Отменили шестую статью Основного закона, февральская революция, нас, убывающих, эта многопартийность уже не коснется.
В столице учредили Макдоналдс, приятного аппетита, вряд ли успею пообедать до вылета.
Ростропович с Вишневской восстановлены в советском гражданстве, рад за обоих, тщеславию этих людей уже не будет преграды в отечестве.
Президентом Грузии избран Звиад Гамсахурдиа; выступавший против этого восхождения Мераб Мамардашвили, услышав в московском аэропорту, что приказом его оппонента ему закрыт путь назад, к тбилисским мощеным горбам, дворам, студенческим сходкам и застольному велеречию величаний, умирает от сердечного приступа под объявление о летной и нелетной погоде. Мне нравились оба этих романтических образа, и не имеет значения, каким один был политиком, второй же — философом; подозреваю, тут они квиты, но вот же что важно: их овевало врожденное шляхетство, самостояние гордости и презрения, осанки и риторической позы, так что история мудро похоронила их рядом, будто двух любящих, разведенных превратностью случая и наконец соединившихся там, где у раздора нет силы.
Рубящим острым предметом, как Троцкого, на проселочной русской дороге убили священника Меня.
Креститель интеллигенции, автор пасхальных куличей кульпросвета, вызывавших изжогу своим олеографическим назиданием, он был импозантным, окладисто-сановитым пастырем разношерстного стада, и что-то со смертью той оборвалось, лопнула струна московских агап с их надрывом, кокетством, высокомерием, осознаньем себя солью земли — но и невычитаемостью из образа времени.
Довлатов успокоился в летних угодьях Танатоса, я совсем не любил его прозы, сейчас, после того как ее беспощадно к самому же умершему преувеличили и раздули, люблю еще меньше.

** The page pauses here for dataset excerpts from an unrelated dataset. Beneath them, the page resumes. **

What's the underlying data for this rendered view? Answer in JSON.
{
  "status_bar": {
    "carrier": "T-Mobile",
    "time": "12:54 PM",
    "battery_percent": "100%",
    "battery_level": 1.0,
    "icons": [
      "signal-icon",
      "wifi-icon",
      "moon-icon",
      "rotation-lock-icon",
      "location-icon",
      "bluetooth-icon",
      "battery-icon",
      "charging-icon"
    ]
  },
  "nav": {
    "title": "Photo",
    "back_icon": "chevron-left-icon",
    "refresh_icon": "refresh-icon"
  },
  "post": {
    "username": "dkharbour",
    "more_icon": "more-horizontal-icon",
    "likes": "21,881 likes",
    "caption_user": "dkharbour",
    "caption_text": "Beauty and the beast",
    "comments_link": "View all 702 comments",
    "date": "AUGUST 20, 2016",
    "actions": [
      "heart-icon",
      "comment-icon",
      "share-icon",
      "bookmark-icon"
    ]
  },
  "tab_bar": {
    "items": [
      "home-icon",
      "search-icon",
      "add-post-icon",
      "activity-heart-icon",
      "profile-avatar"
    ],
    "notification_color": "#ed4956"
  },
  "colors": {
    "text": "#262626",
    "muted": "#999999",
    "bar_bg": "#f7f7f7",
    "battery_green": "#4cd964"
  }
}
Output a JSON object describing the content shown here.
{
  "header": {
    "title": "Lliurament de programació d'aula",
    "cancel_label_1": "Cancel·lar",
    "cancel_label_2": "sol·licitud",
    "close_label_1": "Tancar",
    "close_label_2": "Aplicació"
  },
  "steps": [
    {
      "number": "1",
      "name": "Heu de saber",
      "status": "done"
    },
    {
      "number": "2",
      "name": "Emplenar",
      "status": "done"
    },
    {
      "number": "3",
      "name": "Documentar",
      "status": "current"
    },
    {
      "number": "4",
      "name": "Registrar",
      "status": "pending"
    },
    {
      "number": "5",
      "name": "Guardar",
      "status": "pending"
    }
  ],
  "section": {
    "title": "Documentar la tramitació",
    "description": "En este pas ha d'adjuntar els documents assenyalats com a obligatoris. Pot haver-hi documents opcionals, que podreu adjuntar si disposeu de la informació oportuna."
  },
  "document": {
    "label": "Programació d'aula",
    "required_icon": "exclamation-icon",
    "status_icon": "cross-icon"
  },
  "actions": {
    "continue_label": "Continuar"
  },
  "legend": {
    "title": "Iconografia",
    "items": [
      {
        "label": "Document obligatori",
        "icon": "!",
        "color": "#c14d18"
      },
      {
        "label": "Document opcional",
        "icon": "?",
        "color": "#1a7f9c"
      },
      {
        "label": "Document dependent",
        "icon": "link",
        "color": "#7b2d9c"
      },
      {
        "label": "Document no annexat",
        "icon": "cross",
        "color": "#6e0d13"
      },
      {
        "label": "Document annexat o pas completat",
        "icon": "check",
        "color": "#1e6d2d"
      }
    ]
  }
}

Русско-еврейский филантропический дивертисмент, убожество литературных позиций и мнений, вознесшее его в наставники обжорных рядов Брайтон-Бич, а все ж обнажилось родное — наш брат-эмигрант, отщепенец из ямы долгов и рассрочек, и в письмах, когда забывал о заказе среды, договаривался до подлинной ноты. Выжженным полднем на алкогольно-бомжовой, в запазухе тель-авивского рынка, площадке встретил бродягу с книжкой Довлатова и смирился с Довлатовым. Когда-то считал, что искусству подобает быть объективным и внечеловечески подавляющим, как пирамида, химера и сфинкс, теперь думаю, это слишком, лучше пусть утешает недужных, берет под крыло сироту.
Отваливались целые полосы старого опыта, еще негде было найти им замену. 90-й лежал промежуточным годом меж советским и несоветским мирами, в нем был зачат их разрыв, разлучение. Переходность ощущалась тактильно, особенно в провинции, на окраинах, не прощаясь уплывавших от центра, где я, впрочем, подолгу не жил, и сравнения мои недорого стоят. Раньше почти не ходил в синагогу, потом пришлось зачастить, с некоторых пор там игрались выездные бенефисы израильской пропагандной конторы, украшавшей агитку в пользу и так очевидного бегства приторными, без зазрения совести, шехере-задными россказнями. «Нет, вы мне скажите, инженеру-нефтянику в Израиле можно устроиться по специальности?» — всхлипывал выпученный предпенсионный нефтяник. «Разумеется, на вашу профессию имеется спрос», — растекался посланец. «А теплотехнику? Учителю музыки? Рентгенологу? Адвокату?» — «Немедленно приезжайте, мы вас ждем всех», — по-канторски сладкогласо выводил эмиссар, и толпа, раскачиваясь, мычала в ответ. На обратном пути из молельного дома зачем-то за пять рублей купил в магазине бердяевские «Истоки и смысл русского коммунизма», незапамятно читанные по самиздатным листкам, сел на скамейку просматривать и впервые за долгую практику выбросил книгу в урну — полная ахинея. Не текст и не автор, а вообще процесс чтения, книга как таковая, история, коммунизм, его смысл и истоки, я сам, читающий на скамейке, вместо того чтоб обучиться ремеслу и не сдохнуть от голода на прародине. До самого трапа и еще в самолете я читал, заслоняясь. Произошло так, что уехал и тот, кто остался, ибо не осталось того, кто не применял бы к себе идеи отъезда, оседлость, подобно невинности, оказалась утраченной.